Horse People
If success in fiction depends on creating characters who seem not just believable but actual, then Cary Holladay succeeds wildly in Horse People, the latest issue in the Yellow Shoe Fiction series out of LSU Press.
Riding through most of this story collection is Nelle Fenton: horsewoman, businesswoman, wife, and eventual mother of seven sons. You won’t soon forget her fierce and independent spirit; she awes everyone but her gentle husband Richard. The daughter of a rich Philadelphia attorney, Nelle marries and settles in Rapidan, Va., in the early 1900s, plowing her wealth into a horse farm that thrives under her management.

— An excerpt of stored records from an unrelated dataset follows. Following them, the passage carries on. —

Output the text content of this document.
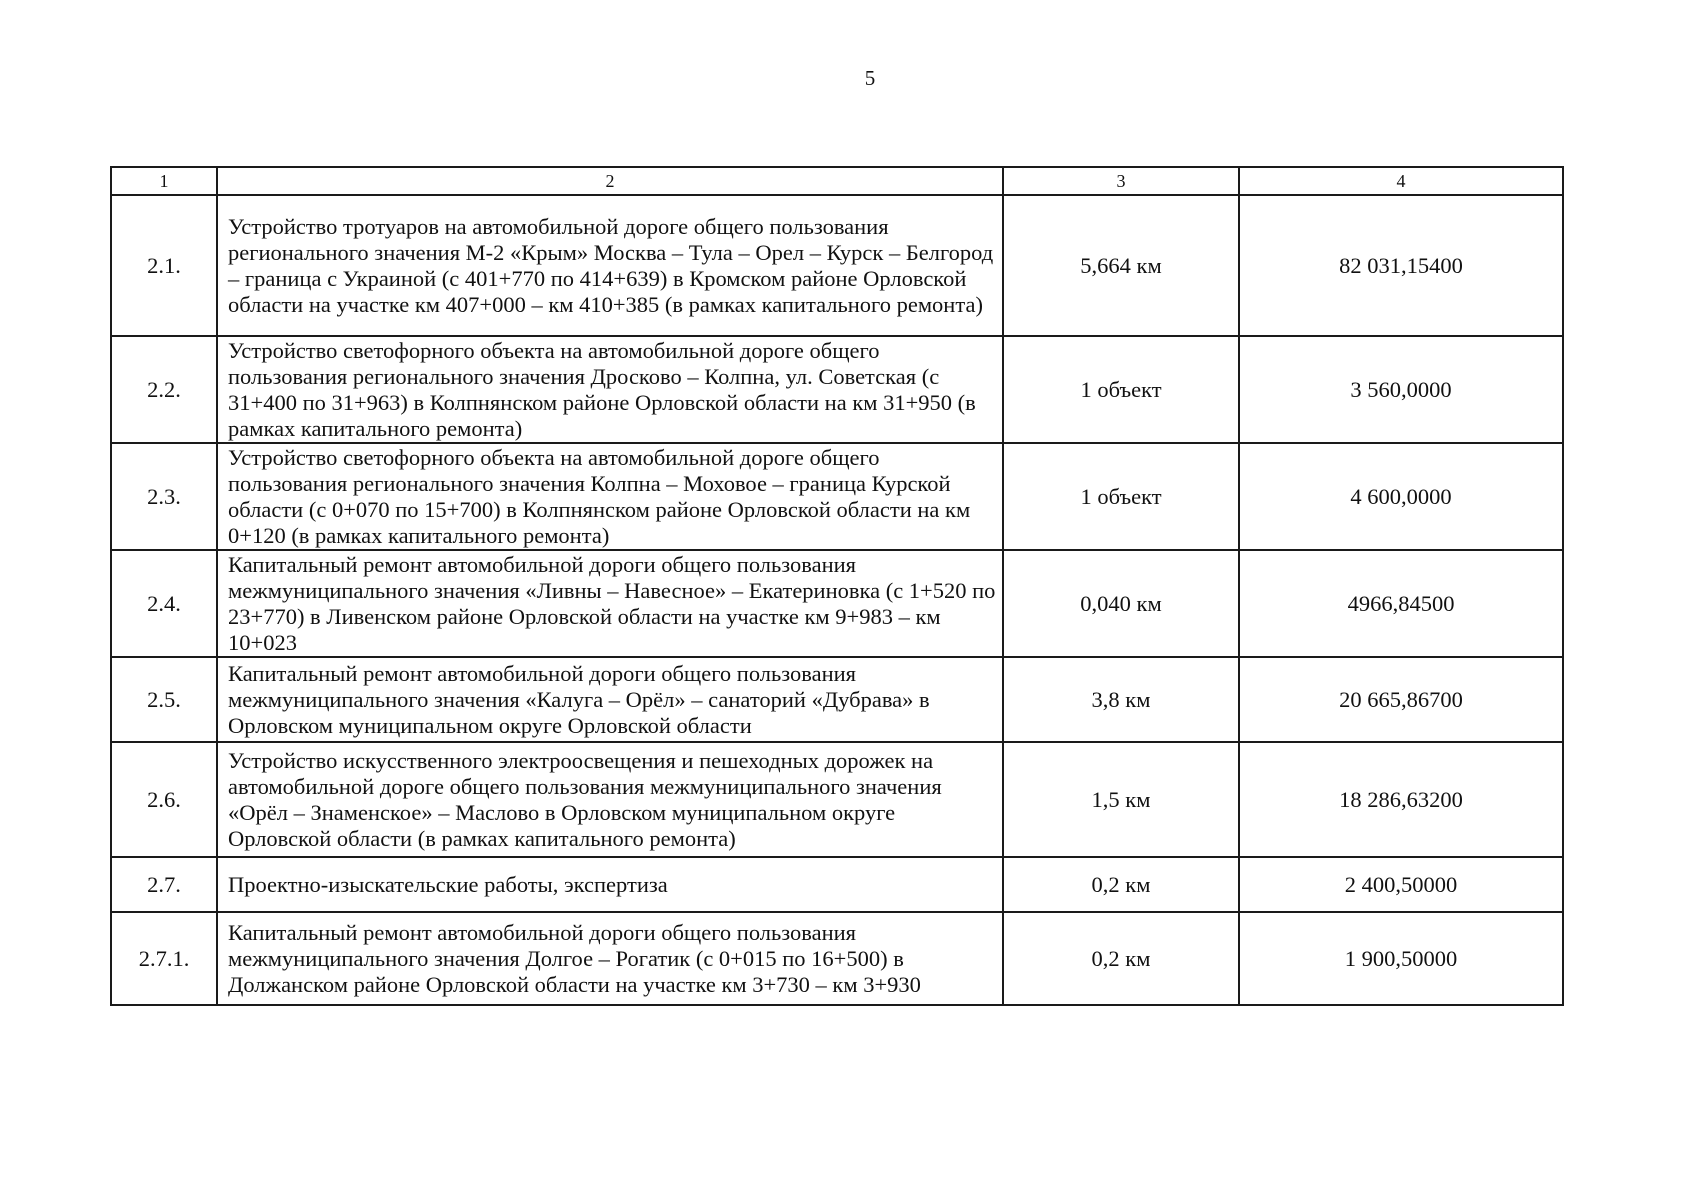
5
1	2	3	4
2.1.	Устройство тротуаров на автомобильной дороге общего пользования регионального значения М-2 «Крым» Москва – Тула – Орел – Курск – Белгород – граница с Украиной (с 401+770 по 414+639) в Кромском районе Орловской области на участке км 407+000 – км 410+385 (в рамках капитального ремонта)	5,664 км	82 031,15400
2.2.	Устройство светофорного объекта на автомобильной дороге общего пользования регионального значения Дросково – Колпна, ул. Советская (с 31+400 по 31+963) в Колпнянском районе Орловской области на км 31+950 (в рамках капитального ремонта)	1 объект	3 560,0000
2.3.	Устройство светофорного объекта на автомобильной дороге общего пользования регионального значения Колпна – Моховое – граница Курской области (с 0+070 по 15+700) в Колпнянском районе Орловской области на км 0+120 (в рамках капитального ремонта)	1 объект	4 600,0000
2.4.	Капитальный ремонт автомобильной дороги общего пользования межмуниципального значения «Ливны – Навесное» – Екатериновка (с 1+520 по 23+770) в Ливенском районе Орловской области на участке км 9+983 – км 10+023	0,040 км	4966,84500
2.5.	Капитальный ремонт автомобильной дороги общего пользования межмуниципального значения «Калуга – Орёл» – санаторий «Дубрава» в Орловском муниципальном округе Орловской области	3,8 км	20 665,86700
2.6.	Устройство искусственного электроосвещения и пешеходных дорожек на автомобильной дороге общего пользования межмуниципального значения «Орёл – Знаменское» – Маслово в Орловском муниципальном округе Орловской области (в рамках капитального ремонта)	1,5 км	18 286,63200
2.7.	Проектно-изыскательские работы, экспертиза	0,2 км	2 400,50000
2.7.1.	Капитальный ремонт автомобильной дороги общего пользования межмуниципального значения Долгое – Рогатик (с 0+015 по 16+500) в Должанском районе Орловской области на участке км 3+730 – км 3+930	0,2 км	1 900,50000
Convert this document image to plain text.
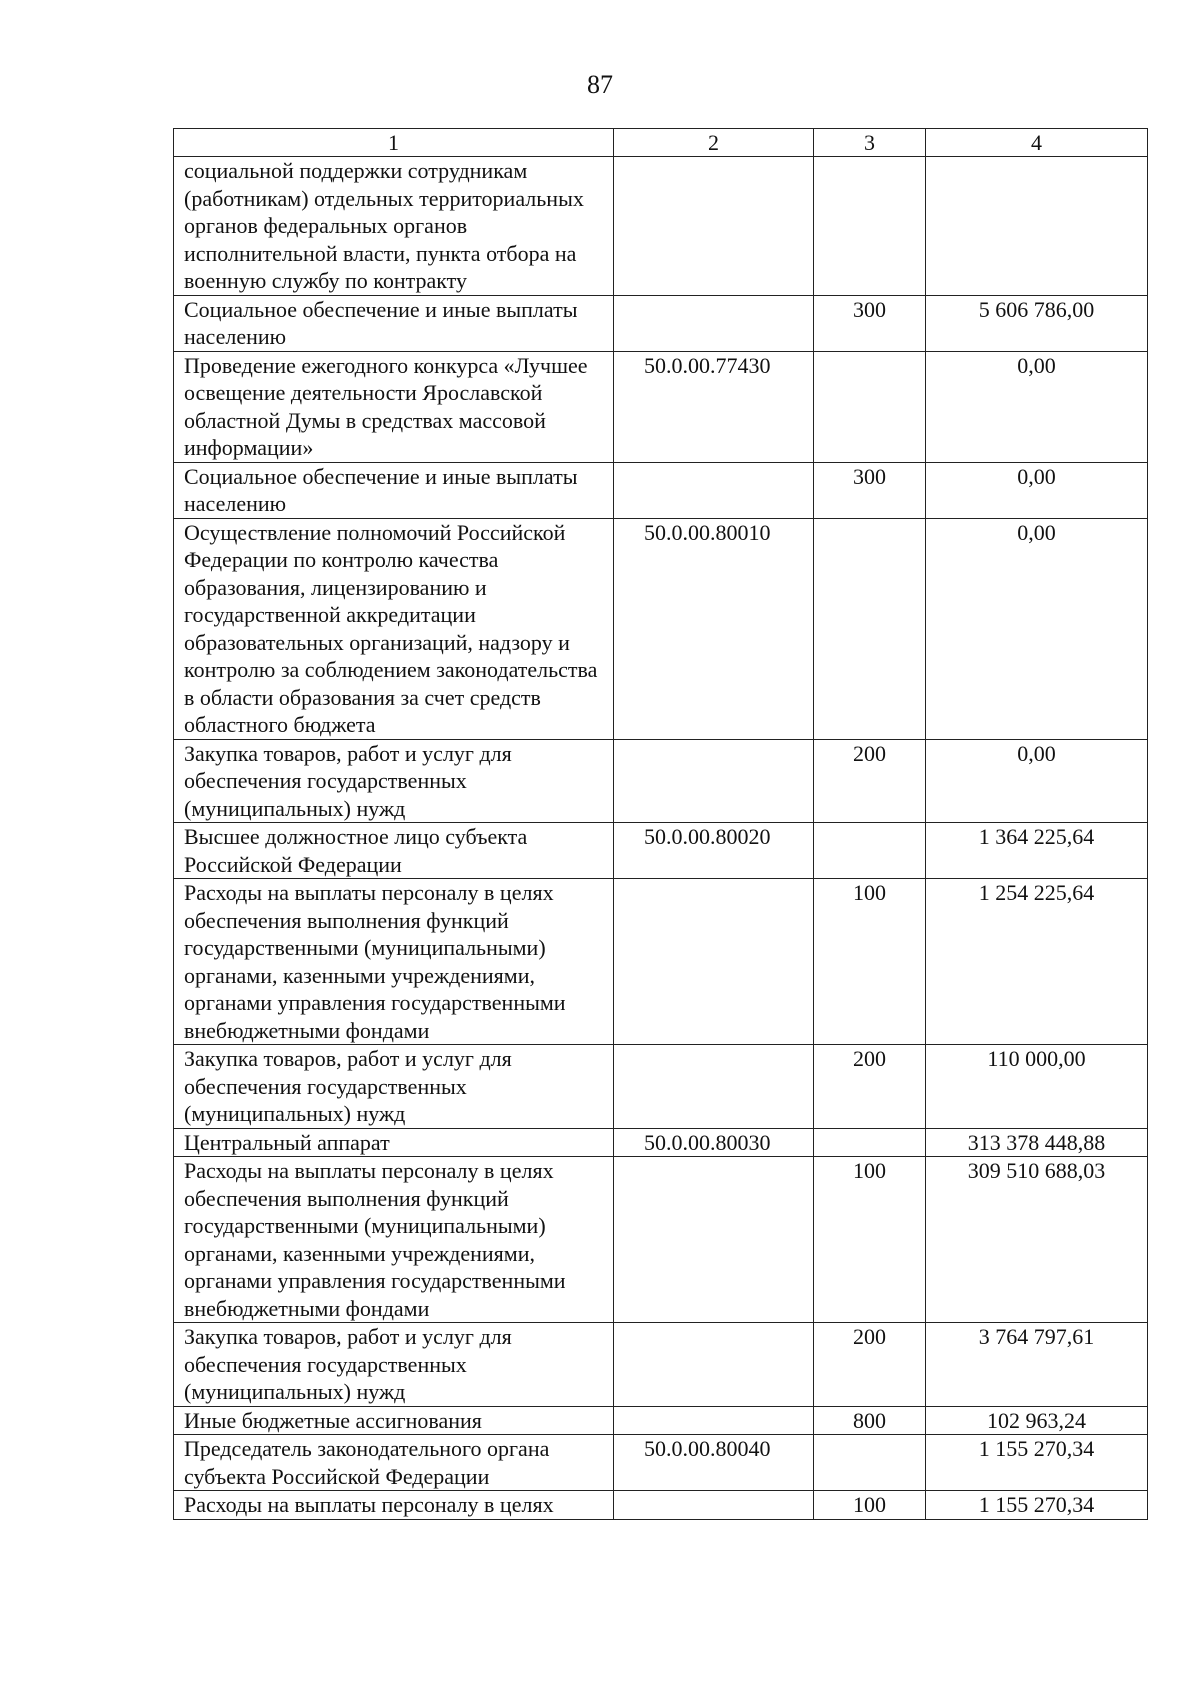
87
1	2	3	4
социальной поддержки сотрудникам (работникам) отдельных территориальных органов федеральных органов исполнительной власти, пункта отбора на военную службу по контракту			
Социальное обеспечение и иные выплаты населению		300	5 606 786,00
Проведение ежегодного конкурса «Лучшее освещение деятельности Ярославской областной Думы в средствах массовой информации»	50.0.00.77430		0,00
Социальное обеспечение и иные выплаты населению		300	0,00
Осуществление полномочий Российской Федерации по контролю качества образования, лицензированию и государственной аккредитации образовательных организаций, надзору и контролю за соблюдением законодательства в области образования за счет средств областного бюджета	50.0.00.80010		0,00
Закупка товаров, работ и услуг для обеспечения государственных (муниципальных) нужд		200	0,00
Высшее должностное лицо субъекта Российской Федерации	50.0.00.80020		1 364 225,64
Расходы на выплаты персоналу в целях обеспечения выполнения функций государственными (муниципальными) органами, казенными учреждениями, органами управления государственными внебюджетными фондами		100	1 254 225,64
Закупка товаров, работ и услуг для обеспечения государственных (муниципальных) нужд		200	110 000,00
Центральный аппарат	50.0.00.80030		313 378 448,88
Расходы на выплаты персоналу в целях обеспечения выполнения функций государственными (муниципальными) органами, казенными учреждениями, органами управления государственными внебюджетными фондами		100	309 510 688,03
Закупка товаров, работ и услуг для обеспечения государственных (муниципальных) нужд		200	3 764 797,61
Иные бюджетные ассигнования		800	102 963,24
Председатель законодательного органа субъекта Российской Федерации	50.0.00.80040		1 155 270,34
Расходы на выплаты персоналу в целях		100	1 155 270,34
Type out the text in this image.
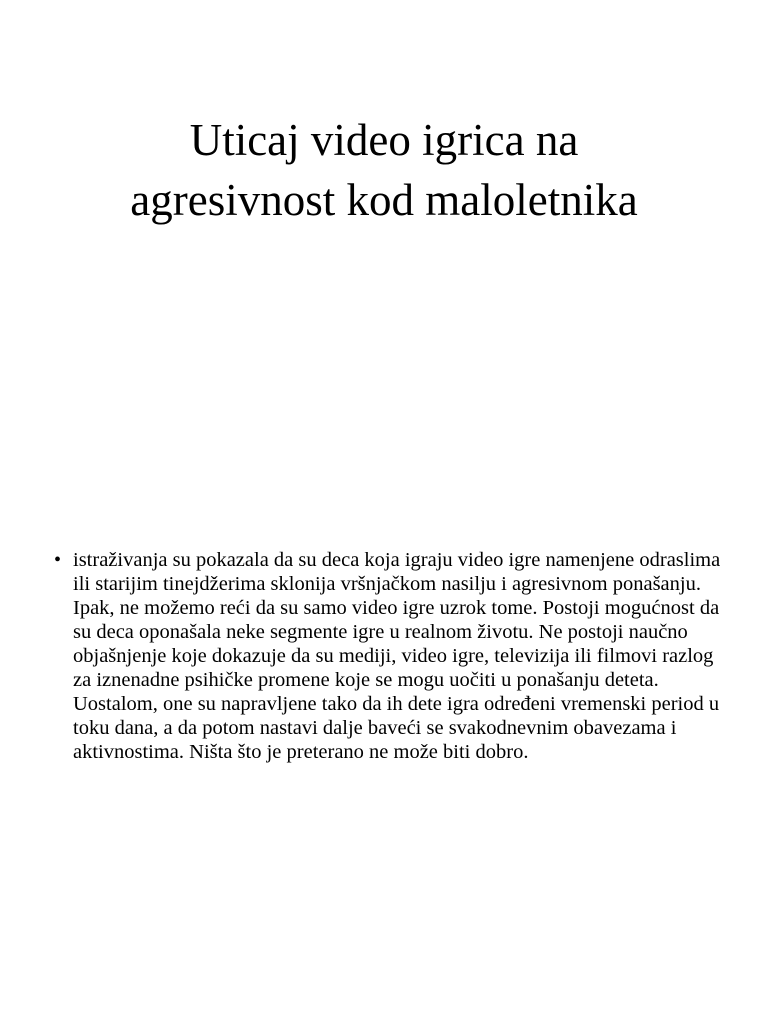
Uticaj video igrica na
agresivnost kod maloletnika
• istraživanja su pokazala da su deca koja igraju video igre namenjene odraslima ili starijim tinejdžerima sklonija vršnjačkom nasilju i agresivnom ponašanju. Ipak, ne možemo reći da su samo video igre uzrok tome. Postoji mogućnost da su deca oponašala neke segmente igre u realnom životu. Ne postoji naučno objašnjenje koje dokazuje da su mediji, video igre, televizija ili filmovi razlog za iznenadne psihičke promene koje se mogu uočiti u ponašanju deteta. Uostalom, one su napravljene tako da ih dete igra određeni vremenski period u toku dana, a da potom nastavi dalje baveći se svakodnevnim obavezama i aktivnostima. Ništa što je preterano ne može biti dobro.
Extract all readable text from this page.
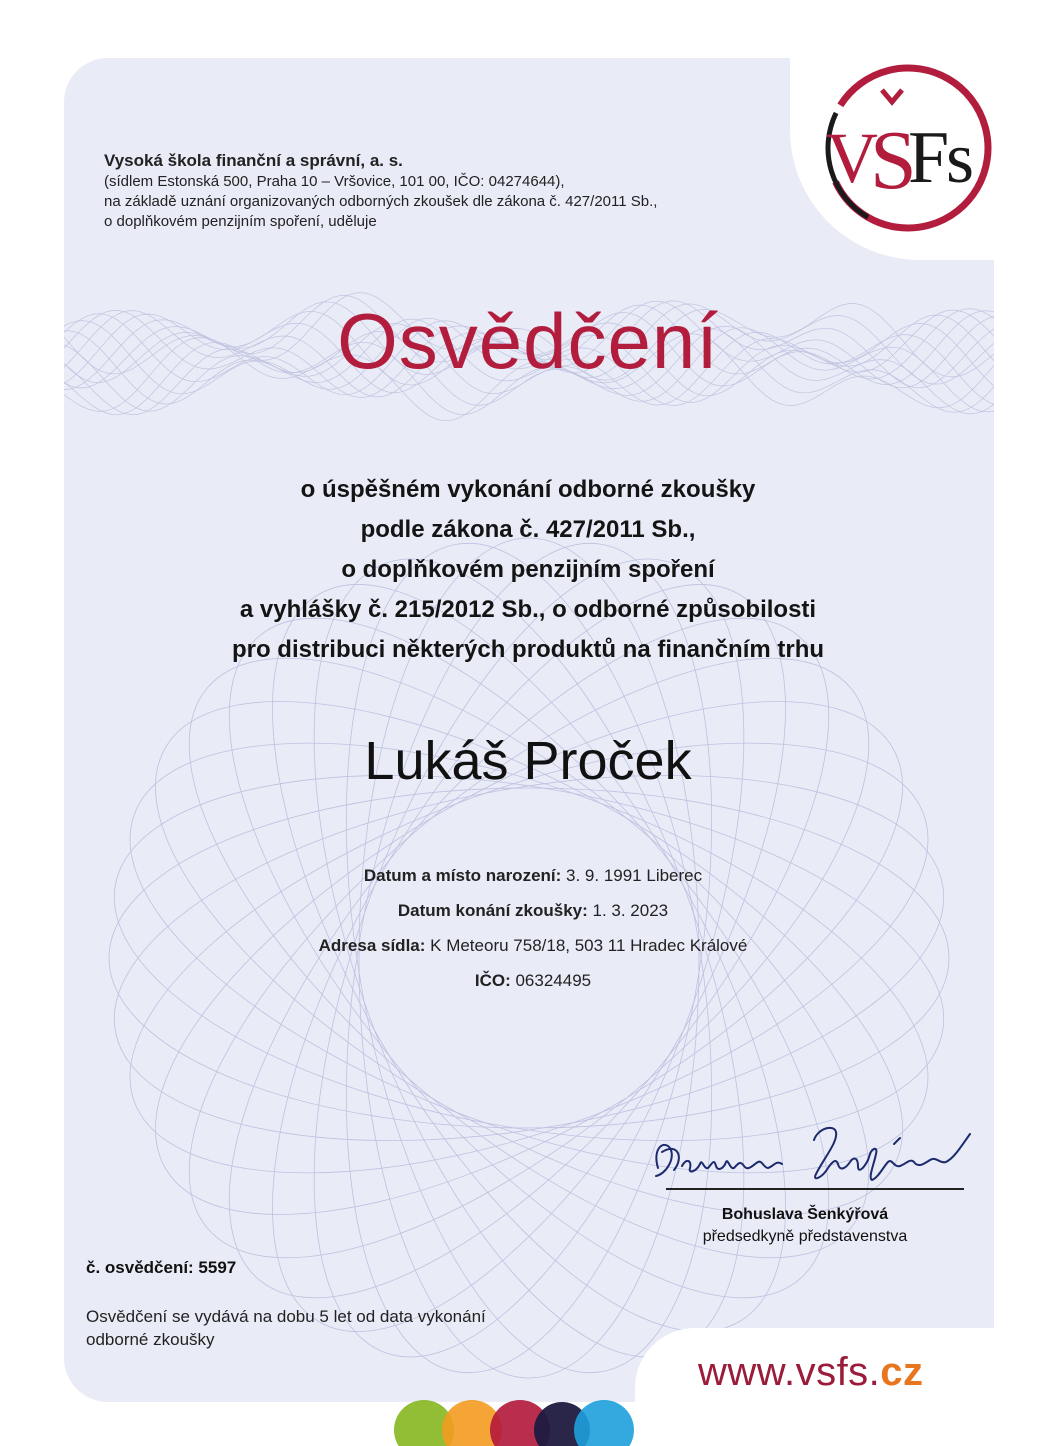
V
S
F
s
Vysoká škola finanční a správní, a. s.
(sídlem Estonská 500, Praha 10 – Vršovice, 101 00, IČO: 04274644),
na základě uznání organizovaných odborných zkoušek dle zákona č. 427/2011 Sb.,
o doplňkovém penzijním spoření, uděluje
Osvědčení
o úspěšném vykonání odborné zkoušky
podle zákona č. 427/2011 Sb.,
o doplňkovém penzijním spoření
a vyhlášky č. 215/2012 Sb., o odborné způsobilosti
pro distribuci některých produktů na finančním trhu
Lukáš Proček
Datum a místo narození: 3. 9. 1991 Liberec
Datum konání zkoušky: 1. 3. 2023
Adresa sídla: K Meteoru 758/18, 503 11 Hradec Králové
IČO: 06324495
Bohuslava Šenkýřová
předsedkyně představenstva
č. osvědčení: 5597
Osvědčení se vydává na dobu 5 let od data vykonání
odborné zkoušky
www.vsfs.cz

In one sense, though, Nelle never settles: A restless longing pulls her in unconventional directions. Her occasional ruthlessness will strike you but won’t surprise because you’ll come to know her from within. In a statement to the National Endowment for the Arts, Holladay says, “I like to imagine how people [in the past] felt and thought, and what inevitable consequences they set in motion due to their actions, passions, and force of will.”
Ordered from 1861 to 1953, the nine stories in this collection represent four generations of Fentons. But Holladay’s art supersedes chronology; memory bends the separate but related narratives. She says, “The mind and heart move back and forth between past and present, and I feel freer to make that happen in my stories that shift between characters’ memories and current experiences.” Remarkably, her horse people also occasionally glimpse the future. Such epiphanies give them a strange certainty about what will happen to them and those they love and likewise strengthen the ties between the stories.
In “Monstrosities,” Nelle is distracted, both by a troubling vision of a stillborn foal and by storms within her own heart. The foal’s fate—that’s for you to discover. As for Nelle, her divided self orders, “Stop. Stop your wanting, your yearning for something different than what you have. To which she says, I can’t.”